France Inter : Vous aurez peut-être du mal à prendre de vitesse…

Hubert Védrine : Je ne crois pas, parce que je pense que s’il n’y avait pas eu cette mobilisation très forte, et les sanctions, et les menaces, et le travail de l’OTAN pour préparer une intervention éventuelle, la situation aurait explosé dans de beaucoup plus grandes largeurs.

France Inter : Il nous reste peu de temps. Je voudrais qu’on dise un mot des grosses difficultés que rencontrent actuellement les organisations humanitaires. C’est vrai au Kosovo – vous savez qu’il y a une Anglaise qui fait la grève de la faim dans une prison au Kosovo ? –, c’est vrai aussi en Afghanistan. Tout cela n’est-il pas très alarmant ?

Hubert Védrine : Les organisations non gouvernementales et les organisations humanitaires font un travail admirable dans des conditions extrêmement difficiles. À certains moments, on s’en rend mieux compte qu’à d’autres. À l’heure actuelle, il y a plusieurs cas où cela se voit bien. Vous avez parlé du Kosovo. En Afghanistan, la plupart des ONG ont dû s’en aller – 35 sur 35 – ont dû partir parce que les Talibans, qui contrôlent notamment la région de Kaboul, leur imposent des conditions inacceptables. Or, c’est par ce biais humanitaire qu’on arrive quand même à soulager les misères de ces populations. L’Afghanistan est un pays qui est dans la guerre et les troubles depuis 25 ans au moins et depuis que les Talibans contrôlent les deux tiers du pays, c’est encore pire. Donc que faire ? Il y a un moment où rester est une caution à une situation intolérable. Mais partir, c’est aggraver les malheurs des gens. Nous les aidons, nous les accompagnons, et l’action du gouvernement par rapport à cela est de renforcer les moyens humanitaires. Nous venons de décider des mesures d’urgence sur l’Afghanistan, comme sur le Soudan où il y a une famine épouvantable dans le genre de la Somalie, il y a quelques années, qui est le résultat de la guerre.
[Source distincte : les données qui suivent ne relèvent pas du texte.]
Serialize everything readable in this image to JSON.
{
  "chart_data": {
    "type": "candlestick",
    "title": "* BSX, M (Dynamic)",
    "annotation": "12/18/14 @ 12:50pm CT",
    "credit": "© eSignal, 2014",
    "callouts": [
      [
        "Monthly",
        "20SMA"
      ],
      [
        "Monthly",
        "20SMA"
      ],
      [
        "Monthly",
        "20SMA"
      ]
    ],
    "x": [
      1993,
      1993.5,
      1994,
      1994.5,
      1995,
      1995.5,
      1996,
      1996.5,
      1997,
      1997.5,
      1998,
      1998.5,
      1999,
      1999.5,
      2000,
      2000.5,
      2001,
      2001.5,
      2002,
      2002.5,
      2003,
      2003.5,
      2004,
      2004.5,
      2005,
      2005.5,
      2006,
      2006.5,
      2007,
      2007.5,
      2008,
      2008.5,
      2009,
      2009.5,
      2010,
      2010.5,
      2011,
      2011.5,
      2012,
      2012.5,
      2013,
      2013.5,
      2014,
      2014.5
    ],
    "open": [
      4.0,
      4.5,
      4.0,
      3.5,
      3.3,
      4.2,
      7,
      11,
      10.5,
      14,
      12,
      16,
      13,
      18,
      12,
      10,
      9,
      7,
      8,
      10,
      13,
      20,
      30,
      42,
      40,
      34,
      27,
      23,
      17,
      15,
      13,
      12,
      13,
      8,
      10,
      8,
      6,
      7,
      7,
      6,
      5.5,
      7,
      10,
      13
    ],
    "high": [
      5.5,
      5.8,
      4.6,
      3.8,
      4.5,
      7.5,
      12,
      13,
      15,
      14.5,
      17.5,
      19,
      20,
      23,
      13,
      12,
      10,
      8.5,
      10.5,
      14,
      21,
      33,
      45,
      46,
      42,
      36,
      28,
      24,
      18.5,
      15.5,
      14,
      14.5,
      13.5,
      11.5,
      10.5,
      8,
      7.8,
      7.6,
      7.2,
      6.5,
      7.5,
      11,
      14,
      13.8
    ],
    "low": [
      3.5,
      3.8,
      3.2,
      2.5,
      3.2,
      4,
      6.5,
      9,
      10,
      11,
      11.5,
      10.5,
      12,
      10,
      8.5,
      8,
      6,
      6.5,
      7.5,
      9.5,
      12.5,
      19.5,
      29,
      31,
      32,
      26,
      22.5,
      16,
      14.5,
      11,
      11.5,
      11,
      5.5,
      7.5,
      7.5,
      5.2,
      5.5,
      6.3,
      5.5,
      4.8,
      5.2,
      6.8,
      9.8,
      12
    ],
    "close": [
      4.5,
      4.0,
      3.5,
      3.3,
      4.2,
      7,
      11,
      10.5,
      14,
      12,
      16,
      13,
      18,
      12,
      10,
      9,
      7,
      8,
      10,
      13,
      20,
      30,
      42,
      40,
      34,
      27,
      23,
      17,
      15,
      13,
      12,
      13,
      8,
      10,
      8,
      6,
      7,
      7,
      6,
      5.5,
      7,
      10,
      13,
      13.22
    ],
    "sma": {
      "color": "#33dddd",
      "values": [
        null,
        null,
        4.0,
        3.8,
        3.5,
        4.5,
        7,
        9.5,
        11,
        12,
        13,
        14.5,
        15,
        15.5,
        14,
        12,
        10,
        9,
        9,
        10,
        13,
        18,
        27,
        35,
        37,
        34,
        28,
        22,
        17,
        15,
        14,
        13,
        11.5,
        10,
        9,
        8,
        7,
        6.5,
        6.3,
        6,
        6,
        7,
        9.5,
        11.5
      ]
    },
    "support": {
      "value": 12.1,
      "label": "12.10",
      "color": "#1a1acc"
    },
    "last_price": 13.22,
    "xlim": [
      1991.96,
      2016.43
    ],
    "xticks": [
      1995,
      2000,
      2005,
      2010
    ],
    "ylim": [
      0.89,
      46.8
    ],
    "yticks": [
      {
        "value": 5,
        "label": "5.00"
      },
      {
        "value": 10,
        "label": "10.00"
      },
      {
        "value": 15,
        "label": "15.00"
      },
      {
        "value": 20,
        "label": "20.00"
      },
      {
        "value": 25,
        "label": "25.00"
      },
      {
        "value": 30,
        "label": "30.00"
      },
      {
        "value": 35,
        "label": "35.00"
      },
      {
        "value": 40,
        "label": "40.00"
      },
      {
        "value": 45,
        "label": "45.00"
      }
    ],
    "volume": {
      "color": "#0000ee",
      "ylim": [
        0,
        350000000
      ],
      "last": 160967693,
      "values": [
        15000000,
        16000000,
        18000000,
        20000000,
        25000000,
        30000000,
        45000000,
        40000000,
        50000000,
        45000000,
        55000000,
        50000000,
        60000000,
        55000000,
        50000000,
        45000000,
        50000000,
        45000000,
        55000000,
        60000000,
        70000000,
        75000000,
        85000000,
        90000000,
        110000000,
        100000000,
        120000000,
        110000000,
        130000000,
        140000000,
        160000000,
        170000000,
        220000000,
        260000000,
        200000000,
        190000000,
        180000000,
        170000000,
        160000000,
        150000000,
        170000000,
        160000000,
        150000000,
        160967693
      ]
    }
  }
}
Et là, compte tenu du fait qu’il n’y a pas de routes et qu’il y a une saison des pluies, on ne peut envoyer des vivres que par parachutage. Donc, ces vivres sont un peu fracassés au sol, on ne sait pas ce que cela devient. Sur ces cas-là, nous sommes en liaison avec les ONG – nous, je veux dire les gouvernements. Nous les soutenons, nous décidons des mesures d’urgence – 3 millions de francs à nouveau sur le Soudan, via l’UNICEF et via les Croix-Rouge. D’autre part, nous avons un travail politique, parce que dans des pays comme le Soudan ou l’Afghanistan, on ne remontera jamais le terrain, si on n’arrive pas à rétablir les conditions de la paix. Ce ne sont pas des drames naturels, ce dont on parle, mais des catastrophes qui découlent d’affrontements qui durent depuis 25 ans en Afghanistan, quasiment 40 ans au Soudan, sauf qu’il y a 15 ans de paix. Je souligne le fait que nous sommes dans une attitude de coopération étroite et constante avec les ONG qui font tout ce travail.